Helen wanted to know if Capital One could raise her rate for no reason. In fact, they can. After June 2010 they won't be able to do so under new rules adopted by the Federal Reserve, which may explain why they are doing so now.
Theresa of Richmond, Virginia, has a similar story. She said she recently received a "change in terms" notice on the Capital One card she had been using for seven years.
"The notice stated my rate is increasing from 8.9 percent to 17.9 percent with the option of opting out and having my account closed," she said. "I have a 790 FICO score and made large payments of my account every month. My current balance is only $700. I have never, ever been late on this account or any other account. I, like everyone else, was really angry when I received my notice."

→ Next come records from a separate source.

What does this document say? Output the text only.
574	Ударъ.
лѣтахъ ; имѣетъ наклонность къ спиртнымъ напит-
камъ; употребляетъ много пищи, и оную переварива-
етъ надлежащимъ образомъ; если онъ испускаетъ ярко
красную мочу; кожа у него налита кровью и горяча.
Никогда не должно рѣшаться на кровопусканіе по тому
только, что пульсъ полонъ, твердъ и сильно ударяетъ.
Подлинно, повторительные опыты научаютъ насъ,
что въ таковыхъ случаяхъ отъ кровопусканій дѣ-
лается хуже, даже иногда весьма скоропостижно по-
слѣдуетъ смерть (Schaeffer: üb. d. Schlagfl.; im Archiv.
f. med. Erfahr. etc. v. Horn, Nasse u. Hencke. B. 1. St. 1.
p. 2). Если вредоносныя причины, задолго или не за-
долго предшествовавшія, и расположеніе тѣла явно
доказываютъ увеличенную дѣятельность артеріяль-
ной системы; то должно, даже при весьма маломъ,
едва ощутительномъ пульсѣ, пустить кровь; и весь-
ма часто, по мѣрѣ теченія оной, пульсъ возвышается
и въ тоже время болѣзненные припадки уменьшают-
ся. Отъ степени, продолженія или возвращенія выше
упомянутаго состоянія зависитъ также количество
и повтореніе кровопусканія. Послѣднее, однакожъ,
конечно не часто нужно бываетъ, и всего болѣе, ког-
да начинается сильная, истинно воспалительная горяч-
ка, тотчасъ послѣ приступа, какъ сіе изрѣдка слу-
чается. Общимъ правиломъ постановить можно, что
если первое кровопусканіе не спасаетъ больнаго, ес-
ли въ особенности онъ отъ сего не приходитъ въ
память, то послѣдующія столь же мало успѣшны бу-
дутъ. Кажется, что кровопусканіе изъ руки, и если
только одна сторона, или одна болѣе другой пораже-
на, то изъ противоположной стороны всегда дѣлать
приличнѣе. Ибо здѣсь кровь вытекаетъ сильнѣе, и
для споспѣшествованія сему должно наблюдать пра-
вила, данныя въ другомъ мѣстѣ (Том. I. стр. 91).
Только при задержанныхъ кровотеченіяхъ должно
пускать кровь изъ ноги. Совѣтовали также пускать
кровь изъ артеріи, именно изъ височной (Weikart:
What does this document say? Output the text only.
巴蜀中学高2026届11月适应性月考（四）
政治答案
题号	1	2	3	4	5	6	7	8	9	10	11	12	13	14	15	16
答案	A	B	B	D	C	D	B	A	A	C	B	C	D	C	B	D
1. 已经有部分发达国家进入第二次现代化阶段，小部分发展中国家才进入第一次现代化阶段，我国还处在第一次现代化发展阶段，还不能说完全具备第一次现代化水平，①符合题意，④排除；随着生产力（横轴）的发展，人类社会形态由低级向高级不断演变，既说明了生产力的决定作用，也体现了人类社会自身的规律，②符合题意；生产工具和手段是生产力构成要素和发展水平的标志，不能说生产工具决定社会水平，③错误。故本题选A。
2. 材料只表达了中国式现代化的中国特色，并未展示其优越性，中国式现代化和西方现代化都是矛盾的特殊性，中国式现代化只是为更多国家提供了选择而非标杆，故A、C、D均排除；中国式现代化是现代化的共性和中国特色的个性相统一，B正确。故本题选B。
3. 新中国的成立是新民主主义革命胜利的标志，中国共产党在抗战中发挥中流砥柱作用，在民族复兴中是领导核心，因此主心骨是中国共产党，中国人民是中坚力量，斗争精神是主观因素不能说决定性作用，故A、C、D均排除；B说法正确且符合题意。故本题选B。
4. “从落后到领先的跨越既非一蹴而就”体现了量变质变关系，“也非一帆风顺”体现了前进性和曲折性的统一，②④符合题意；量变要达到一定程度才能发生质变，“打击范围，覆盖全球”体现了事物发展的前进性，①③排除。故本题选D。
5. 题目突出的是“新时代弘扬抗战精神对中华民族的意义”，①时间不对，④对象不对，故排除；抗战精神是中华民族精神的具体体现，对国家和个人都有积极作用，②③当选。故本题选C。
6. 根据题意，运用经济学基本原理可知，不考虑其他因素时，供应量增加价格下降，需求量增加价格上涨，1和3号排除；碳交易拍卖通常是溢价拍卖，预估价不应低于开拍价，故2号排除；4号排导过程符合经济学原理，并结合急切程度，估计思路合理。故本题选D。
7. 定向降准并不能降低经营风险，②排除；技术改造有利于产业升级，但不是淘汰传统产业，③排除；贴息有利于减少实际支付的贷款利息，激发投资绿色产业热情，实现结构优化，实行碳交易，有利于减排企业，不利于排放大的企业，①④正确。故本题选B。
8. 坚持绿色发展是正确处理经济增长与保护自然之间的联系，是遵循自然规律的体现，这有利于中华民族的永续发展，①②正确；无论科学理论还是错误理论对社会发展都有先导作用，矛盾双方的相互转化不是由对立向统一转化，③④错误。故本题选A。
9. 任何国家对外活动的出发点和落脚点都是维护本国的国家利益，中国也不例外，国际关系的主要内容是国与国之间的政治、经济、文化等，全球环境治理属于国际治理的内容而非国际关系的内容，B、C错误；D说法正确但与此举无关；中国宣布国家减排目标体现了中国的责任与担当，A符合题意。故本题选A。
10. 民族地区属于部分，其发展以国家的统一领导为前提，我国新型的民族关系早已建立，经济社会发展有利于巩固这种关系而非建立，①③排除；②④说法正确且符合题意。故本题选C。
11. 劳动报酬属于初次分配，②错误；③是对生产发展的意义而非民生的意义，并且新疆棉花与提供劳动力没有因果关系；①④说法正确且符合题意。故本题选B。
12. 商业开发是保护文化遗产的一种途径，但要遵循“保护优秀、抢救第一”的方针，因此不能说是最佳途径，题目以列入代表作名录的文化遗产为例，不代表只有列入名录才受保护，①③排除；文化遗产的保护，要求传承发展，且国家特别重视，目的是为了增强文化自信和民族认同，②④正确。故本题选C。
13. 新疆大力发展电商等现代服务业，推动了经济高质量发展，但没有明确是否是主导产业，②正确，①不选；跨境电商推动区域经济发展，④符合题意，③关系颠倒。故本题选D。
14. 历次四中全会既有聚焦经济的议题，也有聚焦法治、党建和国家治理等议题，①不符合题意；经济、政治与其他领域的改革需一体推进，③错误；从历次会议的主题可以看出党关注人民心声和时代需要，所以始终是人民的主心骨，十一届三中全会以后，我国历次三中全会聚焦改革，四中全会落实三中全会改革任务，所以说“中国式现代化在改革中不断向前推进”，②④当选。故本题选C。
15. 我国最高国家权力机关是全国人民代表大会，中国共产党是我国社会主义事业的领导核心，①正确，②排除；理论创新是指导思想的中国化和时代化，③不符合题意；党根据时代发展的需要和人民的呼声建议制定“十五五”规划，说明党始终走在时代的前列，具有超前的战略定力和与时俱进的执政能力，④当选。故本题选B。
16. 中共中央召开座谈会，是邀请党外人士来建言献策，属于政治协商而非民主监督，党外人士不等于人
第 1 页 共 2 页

Capital One, along with many other credit card companies, are reacting to the economy. Not only have they changed terms for delinquent customers, they are changing terms for some of their best customers who have very low rates.
Analysts say the companies are trying to offset current and anticipated losses from credit card delinquencies. Credit card delinquencies rose to record highs in January, according to Fitch Ratings. It reported payments more than 60 days late rose to 3.75 percent.
Consumers can call and complain to Capital One and other credit card issuers all they want, but the companies are unlikely to budge. They have concluded raising a nine percent rate to 18 percent is worth it, even if they end up losing the customer.
In late 2008, federal agencies announced new credit card rules that would prevent companies from taking some of the actions currently drawing complaints, but gave banks a year and a half to phase in the new rules. While applauding federal banking regulators for finalizing rules to curb some of the most abusive credit card lending practices, the Consumer Federation of America last December expressed concern that the requirements were too slow in taking effect. The group called on Congress to provide additional consumer protections to rein in abuses not addressed by the regulators.
"Federal regulators have taken an important first step to stop credit card companies from using hidden traps and tricks to drive up the amount of debt consumers owe," said Travis B. Plunkett, legislative director of the Consumer Federation of America. "However, it is not helpful to consumers struggling to pay off hefty debts in the middle of a recession, to give credit card companies the green light to continue to mislead and overcharge consumers for another year and a half."
Meanwhile, consumers continue to fume about their treatment. Philip, of Phoenix, notes that Capital One, which received government bailout money because of its poor business practices, is cutting him off, even though he has a high credit score and currently carries no balance on his Capital One card.
"This type of behavior from a company begging my government for money is appalling," he said. "They need customers like us to stay, not drive us away."